Although we were worn out by our Friday evening with the Jacksons, the good thing about having a canine guest was that Daphne was worn out all the next day. If there's anything better than a youngster at play, it's a youngster asleep. You can get your life back, briefly. With no rugby internationals to deflect my motivation, I was able to get back outside in the balmy sunshine and clean out the mile-long stretch of copper-coloured aluminium guttering at the back of the house, which hasn't seen a gloved hand in about a decade. It wasn't too bad, considering, although typically the boggiest stretch was out of reach of my ladder.

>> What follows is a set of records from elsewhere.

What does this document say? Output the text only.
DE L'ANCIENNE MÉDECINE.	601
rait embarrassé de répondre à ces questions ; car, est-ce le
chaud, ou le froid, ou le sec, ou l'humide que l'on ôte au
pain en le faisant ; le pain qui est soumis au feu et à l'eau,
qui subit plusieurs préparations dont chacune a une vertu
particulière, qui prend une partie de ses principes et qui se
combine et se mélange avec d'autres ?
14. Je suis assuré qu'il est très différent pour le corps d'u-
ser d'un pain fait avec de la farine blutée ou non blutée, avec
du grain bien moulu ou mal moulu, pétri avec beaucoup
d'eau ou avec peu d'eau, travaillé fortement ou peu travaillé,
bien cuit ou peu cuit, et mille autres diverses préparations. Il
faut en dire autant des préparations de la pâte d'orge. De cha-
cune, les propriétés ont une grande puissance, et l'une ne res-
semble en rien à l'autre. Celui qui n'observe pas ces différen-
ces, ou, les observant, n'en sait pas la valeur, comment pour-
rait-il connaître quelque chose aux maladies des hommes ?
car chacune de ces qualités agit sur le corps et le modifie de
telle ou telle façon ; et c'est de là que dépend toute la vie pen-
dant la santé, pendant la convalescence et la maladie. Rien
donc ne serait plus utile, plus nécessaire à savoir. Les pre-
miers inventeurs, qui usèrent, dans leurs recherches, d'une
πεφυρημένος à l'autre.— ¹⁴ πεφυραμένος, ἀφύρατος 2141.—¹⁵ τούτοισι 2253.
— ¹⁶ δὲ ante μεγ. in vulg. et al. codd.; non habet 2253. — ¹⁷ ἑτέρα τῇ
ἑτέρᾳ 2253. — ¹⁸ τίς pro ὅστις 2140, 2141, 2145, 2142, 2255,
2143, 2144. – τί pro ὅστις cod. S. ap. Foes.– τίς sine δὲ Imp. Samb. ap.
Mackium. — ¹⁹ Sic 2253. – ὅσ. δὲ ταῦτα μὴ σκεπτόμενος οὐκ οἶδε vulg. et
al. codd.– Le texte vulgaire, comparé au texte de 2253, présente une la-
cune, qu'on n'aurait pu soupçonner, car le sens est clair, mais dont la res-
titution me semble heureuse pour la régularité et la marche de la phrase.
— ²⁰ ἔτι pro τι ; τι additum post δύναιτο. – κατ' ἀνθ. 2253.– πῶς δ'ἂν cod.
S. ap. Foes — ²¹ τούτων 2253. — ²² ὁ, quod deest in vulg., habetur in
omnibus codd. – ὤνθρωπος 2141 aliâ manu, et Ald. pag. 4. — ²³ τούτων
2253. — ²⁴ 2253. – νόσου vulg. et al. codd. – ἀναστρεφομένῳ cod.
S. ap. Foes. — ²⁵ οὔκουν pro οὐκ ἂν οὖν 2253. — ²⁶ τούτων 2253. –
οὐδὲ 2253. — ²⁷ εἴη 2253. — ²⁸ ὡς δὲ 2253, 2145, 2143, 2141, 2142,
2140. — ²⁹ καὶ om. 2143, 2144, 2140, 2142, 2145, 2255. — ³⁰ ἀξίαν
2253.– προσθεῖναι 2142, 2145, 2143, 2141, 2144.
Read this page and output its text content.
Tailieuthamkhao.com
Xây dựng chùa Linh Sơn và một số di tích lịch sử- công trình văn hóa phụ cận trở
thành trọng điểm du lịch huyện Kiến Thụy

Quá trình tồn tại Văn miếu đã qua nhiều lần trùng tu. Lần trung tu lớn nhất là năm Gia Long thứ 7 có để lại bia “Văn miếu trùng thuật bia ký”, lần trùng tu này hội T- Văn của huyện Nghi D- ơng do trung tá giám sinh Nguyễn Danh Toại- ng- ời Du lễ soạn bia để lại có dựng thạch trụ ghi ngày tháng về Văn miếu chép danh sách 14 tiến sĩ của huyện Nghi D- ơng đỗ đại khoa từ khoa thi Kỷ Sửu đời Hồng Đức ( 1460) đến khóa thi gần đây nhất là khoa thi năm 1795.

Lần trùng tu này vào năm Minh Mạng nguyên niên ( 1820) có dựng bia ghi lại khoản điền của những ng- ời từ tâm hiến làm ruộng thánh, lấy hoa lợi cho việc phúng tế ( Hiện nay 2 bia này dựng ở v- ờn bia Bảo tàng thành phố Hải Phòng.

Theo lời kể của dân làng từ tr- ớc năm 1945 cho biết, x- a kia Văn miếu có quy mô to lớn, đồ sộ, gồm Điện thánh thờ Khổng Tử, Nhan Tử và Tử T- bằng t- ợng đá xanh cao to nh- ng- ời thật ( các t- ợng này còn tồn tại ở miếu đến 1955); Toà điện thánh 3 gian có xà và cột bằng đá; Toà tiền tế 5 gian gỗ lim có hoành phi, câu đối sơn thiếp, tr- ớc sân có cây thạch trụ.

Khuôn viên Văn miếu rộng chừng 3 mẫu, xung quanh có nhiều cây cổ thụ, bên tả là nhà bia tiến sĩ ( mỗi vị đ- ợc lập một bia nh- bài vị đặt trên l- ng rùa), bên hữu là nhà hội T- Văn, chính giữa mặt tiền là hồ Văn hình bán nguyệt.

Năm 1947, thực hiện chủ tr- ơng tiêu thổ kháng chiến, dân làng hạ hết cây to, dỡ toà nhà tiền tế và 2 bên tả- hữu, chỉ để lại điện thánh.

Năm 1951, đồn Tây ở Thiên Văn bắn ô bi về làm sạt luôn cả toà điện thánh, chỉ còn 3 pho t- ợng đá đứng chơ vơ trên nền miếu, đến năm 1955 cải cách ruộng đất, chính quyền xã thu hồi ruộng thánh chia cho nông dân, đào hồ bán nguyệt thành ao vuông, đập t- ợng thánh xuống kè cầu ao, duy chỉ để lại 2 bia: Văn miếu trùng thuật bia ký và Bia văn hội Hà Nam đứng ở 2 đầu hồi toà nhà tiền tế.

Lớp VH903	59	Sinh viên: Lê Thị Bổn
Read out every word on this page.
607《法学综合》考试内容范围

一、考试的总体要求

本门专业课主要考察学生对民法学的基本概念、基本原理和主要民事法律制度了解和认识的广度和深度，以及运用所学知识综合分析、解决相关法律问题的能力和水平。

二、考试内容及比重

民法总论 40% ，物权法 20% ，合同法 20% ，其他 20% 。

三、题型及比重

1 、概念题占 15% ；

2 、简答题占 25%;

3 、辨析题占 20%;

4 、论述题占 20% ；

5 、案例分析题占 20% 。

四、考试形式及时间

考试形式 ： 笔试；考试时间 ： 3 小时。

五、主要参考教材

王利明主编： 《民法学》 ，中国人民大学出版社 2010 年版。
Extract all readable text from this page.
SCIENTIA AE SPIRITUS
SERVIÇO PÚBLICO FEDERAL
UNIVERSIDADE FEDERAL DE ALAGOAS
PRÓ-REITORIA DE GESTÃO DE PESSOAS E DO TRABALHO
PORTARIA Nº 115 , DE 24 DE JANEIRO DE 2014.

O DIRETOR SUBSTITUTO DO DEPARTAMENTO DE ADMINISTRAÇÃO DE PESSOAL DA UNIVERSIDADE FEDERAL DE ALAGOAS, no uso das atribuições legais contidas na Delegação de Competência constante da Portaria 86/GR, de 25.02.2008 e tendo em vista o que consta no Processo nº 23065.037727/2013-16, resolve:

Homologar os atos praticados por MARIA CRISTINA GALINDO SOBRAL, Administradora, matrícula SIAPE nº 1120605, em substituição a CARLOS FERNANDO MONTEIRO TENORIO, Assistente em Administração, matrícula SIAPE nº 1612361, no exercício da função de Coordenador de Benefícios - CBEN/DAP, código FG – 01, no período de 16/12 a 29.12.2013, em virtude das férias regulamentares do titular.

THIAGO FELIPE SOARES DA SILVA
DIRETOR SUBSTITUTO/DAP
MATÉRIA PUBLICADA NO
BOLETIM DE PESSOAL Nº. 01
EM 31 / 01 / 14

My clever idea of trying to dislodge the debris with chimney-sweeping baguettes proved remarkably ineffectual.



This weekend, our young learner will receive another house guest. They can play outside in the sunshine. With luck, the meeting will wear Daphne out for at least another 24 hours. The good wife plans to plant the Alfred Lord Sampson memorial rose donated by the Thompsons, his former god-parents. And this particular serf can get back into his suit of armour, so to speak, and go off to war once more against the vicious brambles. In the centuries to come, they will write about the struggle and maybe speculate what it was all about. This life of ours, it's quite an education.